No momento em que o Brasil passa do marco de 300.000 mortes por Covid-19, a Agência Farpa lança um curta-metragem documental sobre os efeitos da pandemia no sistema prisional.

Essa semana, a ex-apresentadora Xuxa, em fala execrável, racista e contra os direitos humanos, disse:

“Acho que, com remédios e outras coisas, eu tenho um pensamento que pode parecer muito ruim para as pessoas, desumano… Na minha opinião, existem muitas pessoas que fizeram muitas coisas erradas e estão aí pagando seus erros para sempre em prisões, que poderiam ajudar nesses casos aí, de pessoas para experimentos““Acho que pelo menos serviriam para alguma coisa antes de morrer, para ajudar a salvar vidas com remédios e com tudo. Aí vem o pessoal dos Direitos Humanos e dizer que não podem ser usados. Mas se são pessoas que está provado que irão passar sessenta, cinquenta anos na cadeia e que irão morrer lá, acho que poderiam usar ao menos um pouco da vidas delas para ajudar outras pessoas. Provando remédios, vacinas, provando tudo nessas pessoas”.

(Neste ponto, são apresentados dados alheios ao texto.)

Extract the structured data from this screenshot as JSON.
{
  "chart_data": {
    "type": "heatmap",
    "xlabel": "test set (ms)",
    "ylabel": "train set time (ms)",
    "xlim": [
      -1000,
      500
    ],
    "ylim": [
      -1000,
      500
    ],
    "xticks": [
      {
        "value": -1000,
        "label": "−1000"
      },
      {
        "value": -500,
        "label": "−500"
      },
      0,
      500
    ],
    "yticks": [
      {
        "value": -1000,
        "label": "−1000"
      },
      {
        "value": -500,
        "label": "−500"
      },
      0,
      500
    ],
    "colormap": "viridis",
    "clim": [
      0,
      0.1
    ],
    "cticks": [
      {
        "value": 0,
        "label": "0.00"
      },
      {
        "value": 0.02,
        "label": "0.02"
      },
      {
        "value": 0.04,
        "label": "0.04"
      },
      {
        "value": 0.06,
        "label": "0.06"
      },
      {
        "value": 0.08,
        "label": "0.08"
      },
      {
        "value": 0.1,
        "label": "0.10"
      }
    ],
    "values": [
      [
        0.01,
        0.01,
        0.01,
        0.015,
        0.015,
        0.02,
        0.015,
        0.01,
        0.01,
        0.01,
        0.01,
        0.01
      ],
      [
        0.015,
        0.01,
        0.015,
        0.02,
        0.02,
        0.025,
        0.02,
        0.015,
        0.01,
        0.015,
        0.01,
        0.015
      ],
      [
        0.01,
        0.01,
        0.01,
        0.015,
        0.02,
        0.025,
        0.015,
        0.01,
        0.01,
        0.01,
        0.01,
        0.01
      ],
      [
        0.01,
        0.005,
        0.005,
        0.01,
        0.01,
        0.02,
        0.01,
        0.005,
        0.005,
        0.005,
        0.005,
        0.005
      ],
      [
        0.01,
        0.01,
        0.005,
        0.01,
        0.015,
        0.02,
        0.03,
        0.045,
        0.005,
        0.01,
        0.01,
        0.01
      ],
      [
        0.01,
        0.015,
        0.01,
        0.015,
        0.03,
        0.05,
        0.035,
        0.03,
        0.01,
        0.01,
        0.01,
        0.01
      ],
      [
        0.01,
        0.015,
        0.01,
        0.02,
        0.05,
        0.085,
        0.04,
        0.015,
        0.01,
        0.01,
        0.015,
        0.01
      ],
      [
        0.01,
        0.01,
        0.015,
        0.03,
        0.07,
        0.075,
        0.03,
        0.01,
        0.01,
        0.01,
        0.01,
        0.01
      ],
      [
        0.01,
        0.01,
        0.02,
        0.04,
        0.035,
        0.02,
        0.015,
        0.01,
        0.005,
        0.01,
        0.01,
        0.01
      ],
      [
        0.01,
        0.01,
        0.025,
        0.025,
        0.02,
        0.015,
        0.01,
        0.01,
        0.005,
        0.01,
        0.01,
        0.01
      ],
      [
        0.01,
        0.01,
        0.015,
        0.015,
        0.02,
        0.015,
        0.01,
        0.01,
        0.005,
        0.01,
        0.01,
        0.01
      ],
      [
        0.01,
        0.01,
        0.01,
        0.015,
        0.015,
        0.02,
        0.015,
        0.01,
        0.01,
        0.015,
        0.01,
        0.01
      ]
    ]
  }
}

Essa argumentação hedionda mostra como a sociedade encara o sistema prisional, dentro de um pensamento racista institucional e social. O antropólogo e cientista político Luiz Eduardo Soares fala sobre a pátria encarceradora:

“A receita do fracasso está aí desvendada: proíba a polícia que está nas ruas, a mais numerosa, de investigar; cobre-lhe produtividade; identifique eficiência com prisões, as quais terão de ser feitas, portanto, exclusivamente em flagrante; ofereça-lhe a lei de drogas como filtro seletivo e açoite; junte esses ingredientes e os leve ao fogo brando da inépcia política; salpique omissão das demais instituições que compõem o campo da Justiça criminal; polvilhe autorização tácita da sociedade; bata a gosto – ninguém está olhando, e a sede de vingança dá o tom nos programas demagógicos de TV. Pronto, está aí o quadro dantesco da insegurança brasileira, invertendo prioridades e sacrificando a vida, que, afinal, é dos outros. O racismo rege esta máquina selvagem que criminaliza a pobreza. E quando novos crimes escandalizam, o populismo penal clama por elevação das penas para que se faça mais do mesmo, com mais força, esperando resultados diferentes. Seria patético não fosse trágico. Brasil, pátria encarceradora.”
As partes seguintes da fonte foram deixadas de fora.